Otherwise there's VSCodium which is what I'm using until I can make the jump to Code Edit.
Why wouldn't it?
In Neovim the choice of language server and the choice of LLM is up to the user, (possibly even the choice of this API, I believe, having only skimmed the PR) while both of those choices are baked in to XCode, so they're not the same thing.
They certainly do, and I can't really follow the analogy you are building.
> We're at a higher level of abstraction now.
To me, an abstraction higher than a programming language would be natural language or some DSL that approximates it.
At the moment, I don't think most people using LLMs are reading paragraphs to maintain code. And LLMs aren't producing code in natural language.

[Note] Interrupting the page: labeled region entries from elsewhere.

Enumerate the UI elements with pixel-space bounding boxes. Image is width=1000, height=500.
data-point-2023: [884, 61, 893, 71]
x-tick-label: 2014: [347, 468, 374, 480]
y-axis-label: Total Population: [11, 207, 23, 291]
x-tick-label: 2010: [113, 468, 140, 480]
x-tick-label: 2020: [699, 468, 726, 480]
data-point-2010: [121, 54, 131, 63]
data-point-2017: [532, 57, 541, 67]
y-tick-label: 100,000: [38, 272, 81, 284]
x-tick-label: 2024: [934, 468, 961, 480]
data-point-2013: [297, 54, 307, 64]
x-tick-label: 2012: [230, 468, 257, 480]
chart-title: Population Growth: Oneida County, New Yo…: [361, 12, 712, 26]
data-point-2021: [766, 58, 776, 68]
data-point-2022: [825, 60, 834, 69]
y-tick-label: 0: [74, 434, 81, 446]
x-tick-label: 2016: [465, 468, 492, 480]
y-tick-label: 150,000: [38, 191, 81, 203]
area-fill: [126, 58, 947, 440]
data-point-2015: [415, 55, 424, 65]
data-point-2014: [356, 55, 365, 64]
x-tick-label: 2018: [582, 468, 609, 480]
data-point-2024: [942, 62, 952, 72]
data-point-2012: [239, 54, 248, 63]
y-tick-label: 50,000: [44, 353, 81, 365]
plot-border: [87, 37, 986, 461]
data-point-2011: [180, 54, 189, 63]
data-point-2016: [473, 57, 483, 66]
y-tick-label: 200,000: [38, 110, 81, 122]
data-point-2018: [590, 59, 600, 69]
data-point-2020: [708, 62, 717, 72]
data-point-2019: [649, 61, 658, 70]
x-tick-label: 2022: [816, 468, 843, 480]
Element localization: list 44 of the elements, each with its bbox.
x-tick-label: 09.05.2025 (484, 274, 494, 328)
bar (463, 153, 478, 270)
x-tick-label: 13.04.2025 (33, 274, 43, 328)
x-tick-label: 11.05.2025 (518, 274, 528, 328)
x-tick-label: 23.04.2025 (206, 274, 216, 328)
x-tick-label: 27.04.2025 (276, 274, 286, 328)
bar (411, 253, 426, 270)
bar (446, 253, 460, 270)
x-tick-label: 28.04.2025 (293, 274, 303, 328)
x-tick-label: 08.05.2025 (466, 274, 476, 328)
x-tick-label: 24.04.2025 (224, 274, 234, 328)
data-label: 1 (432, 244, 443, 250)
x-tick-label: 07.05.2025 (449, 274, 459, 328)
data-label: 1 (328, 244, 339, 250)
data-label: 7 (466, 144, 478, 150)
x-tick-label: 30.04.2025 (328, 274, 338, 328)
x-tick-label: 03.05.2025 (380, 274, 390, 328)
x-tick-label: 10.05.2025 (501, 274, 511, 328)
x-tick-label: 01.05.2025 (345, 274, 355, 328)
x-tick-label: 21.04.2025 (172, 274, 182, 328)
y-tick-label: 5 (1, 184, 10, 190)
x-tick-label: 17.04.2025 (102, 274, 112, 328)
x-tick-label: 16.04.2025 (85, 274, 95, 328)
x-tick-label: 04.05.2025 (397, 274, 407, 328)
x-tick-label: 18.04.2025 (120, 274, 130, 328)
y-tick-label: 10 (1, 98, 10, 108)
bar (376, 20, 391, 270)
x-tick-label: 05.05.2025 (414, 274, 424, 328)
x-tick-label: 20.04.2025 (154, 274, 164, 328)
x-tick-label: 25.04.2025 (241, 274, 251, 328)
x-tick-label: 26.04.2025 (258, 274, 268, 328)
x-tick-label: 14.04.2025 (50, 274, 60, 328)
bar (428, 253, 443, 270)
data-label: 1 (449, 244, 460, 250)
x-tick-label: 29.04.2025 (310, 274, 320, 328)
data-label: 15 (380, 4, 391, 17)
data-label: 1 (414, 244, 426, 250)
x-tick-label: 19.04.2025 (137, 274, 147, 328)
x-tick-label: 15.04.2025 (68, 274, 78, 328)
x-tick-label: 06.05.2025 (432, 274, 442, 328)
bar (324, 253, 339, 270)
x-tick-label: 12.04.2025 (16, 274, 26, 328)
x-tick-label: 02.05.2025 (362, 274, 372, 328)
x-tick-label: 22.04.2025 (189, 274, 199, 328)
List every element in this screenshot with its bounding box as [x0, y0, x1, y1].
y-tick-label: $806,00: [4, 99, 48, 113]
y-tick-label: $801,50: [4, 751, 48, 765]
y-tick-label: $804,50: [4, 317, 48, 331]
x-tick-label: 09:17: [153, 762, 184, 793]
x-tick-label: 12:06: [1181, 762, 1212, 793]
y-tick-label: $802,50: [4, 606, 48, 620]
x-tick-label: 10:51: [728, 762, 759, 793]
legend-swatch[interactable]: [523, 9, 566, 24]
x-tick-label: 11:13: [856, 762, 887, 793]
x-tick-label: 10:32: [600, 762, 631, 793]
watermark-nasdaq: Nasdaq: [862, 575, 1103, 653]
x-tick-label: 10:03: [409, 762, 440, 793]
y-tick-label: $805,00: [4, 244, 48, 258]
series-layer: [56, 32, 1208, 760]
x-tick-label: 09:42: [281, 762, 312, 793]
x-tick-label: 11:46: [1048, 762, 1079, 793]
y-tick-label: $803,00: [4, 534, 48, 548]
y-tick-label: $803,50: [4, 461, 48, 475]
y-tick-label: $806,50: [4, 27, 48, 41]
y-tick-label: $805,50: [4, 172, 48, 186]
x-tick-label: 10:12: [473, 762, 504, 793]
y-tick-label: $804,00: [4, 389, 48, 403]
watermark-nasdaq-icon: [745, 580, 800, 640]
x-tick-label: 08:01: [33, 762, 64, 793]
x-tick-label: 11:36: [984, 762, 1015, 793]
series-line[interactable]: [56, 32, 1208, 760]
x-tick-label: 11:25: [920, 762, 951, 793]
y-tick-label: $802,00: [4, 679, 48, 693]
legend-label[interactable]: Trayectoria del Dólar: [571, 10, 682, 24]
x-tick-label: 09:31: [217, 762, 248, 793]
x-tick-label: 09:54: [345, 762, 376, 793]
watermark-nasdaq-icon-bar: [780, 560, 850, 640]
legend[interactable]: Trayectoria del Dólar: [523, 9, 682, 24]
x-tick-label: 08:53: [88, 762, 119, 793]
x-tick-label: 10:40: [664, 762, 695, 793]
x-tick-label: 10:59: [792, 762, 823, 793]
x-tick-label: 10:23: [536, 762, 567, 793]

That isn't abstraction over language, it is an abstraction over your computer use to make the code in language. If anything, you are abstracting yourself away.
Furthermore, if I am following you, you are basically saying, you have to make a call to a (free or paid) model to explain your code every time you want to alter it.
I don't know how insane that sounds to most people, but to me, it sounds bat-shit.
Your link: "Grade school math problems from a hardcoded dataset with hardcoded answers" [1]
It really is the same thing.
[1] https://openai.com/index/solving-math-word-problems/
--- start quote ---
GSM8K consists of 8.5K high quality grade school math word problems. Each problem takes between 2 and 8 steps to solve, and solutions primarily involve performing a sequence of elementary calculations using basic arithmetic operations (+ − × ÷) to reach the final answer.
--- end quote ---
If you don’t want to use LLM coding assistants – or if you can’t, or it’s not a technology suitable for your work – nobody cares. It’s totally fine. You don’t need to get performatively enraged about it.
1. OpenAI has been doing verifier-guided training since last year.
2. No SOTA model was trained without verified reward training for math and programming.
I supported the first claim with a document describing what OpenAI was doing last year; the extrapolation should have been straightforward, but it's easy for people who aren't tracking AI progress to underestimate the rate at which it occurs. So, here's some support for my second claim:
https://arxiv.org/abs/2507.06920 https://arxiv.org/abs/2506.11425 https://arxiv.org/abs/2502.06807
Since the landscape of potentially malicious inputs in plain english is practically infinite, without any particular enforced structure for the queries you make of it, means that those "guardrails" are, in effect, an expert system. An ever growing pile of if-then statements. Didn't work then, won't work now.
I have used agentic coding tools to solve problems that have literally never been solved before, and it was the AI, not me, that came up with the answer.
If you look under the hood, the multi-layered percqptratrons in the attention heads of the LLM are able to encode quite complex world models, derived from compressing its training set in a which which is formally as powerful as reasoning. These compressed model representations are accessible when prompted correctly, which express as genuinely new and innovative thoughts NOT in the training set.
Would you show us? Genuinely asking
Indeed."By late next month you'll have over four dozen husbands" https://xkcd.com/605/
> So, here's some support for my second claim:
I don't think any of these links support the claim that "No SOTA model was trained without verified reward training for math and programming"
https://arxiv.org/abs/2507.06920: "We hope this work contributes to building a scalable foundation for reliable LLM code evaluation"
https://arxiv.org/abs/2506.11425: A custom agent with a custom environment and a custom training dataset on ~800 predetermined problems. Also "Our work is limited to Python"
https://arxiv.org/abs/2502.06807: The only one that somewhat obliquely refers to you claim
Ask the best available models -- emphasis on models -- for help designing the text editor at a structural rather than functional level first, being specific about what you want and emphasizing component-level test whenever possible, and only then follow up with actual code generation, and you'll get much better results.
You’re just angry and adding no value to this conversation because of it
Editors are incredibly complex and require domain knowledge to guide agents toward the correct architecture and implementation (and away from the usual naive pitfalls), but in my experience the latest models reason about and implement features/changes just fine.
Obviously no model is going to one-shot something like a full text editor, but there's an ocean of difference between defining vibe coding as prompting "Make me a text editor" versus spending days/weeks going back and forth on architecture and implementation with a model while it's implementing things bottom-up.
Both seem like common definitions of the term, but only one of them will _actually_ work here.
It’s happened now that a couple of times it pops out novel results. In computational chemistry, machine learned potentials trained with transformer models have already resulted in publishable new chemistry. Those papers are t out yet, but expect them within a year.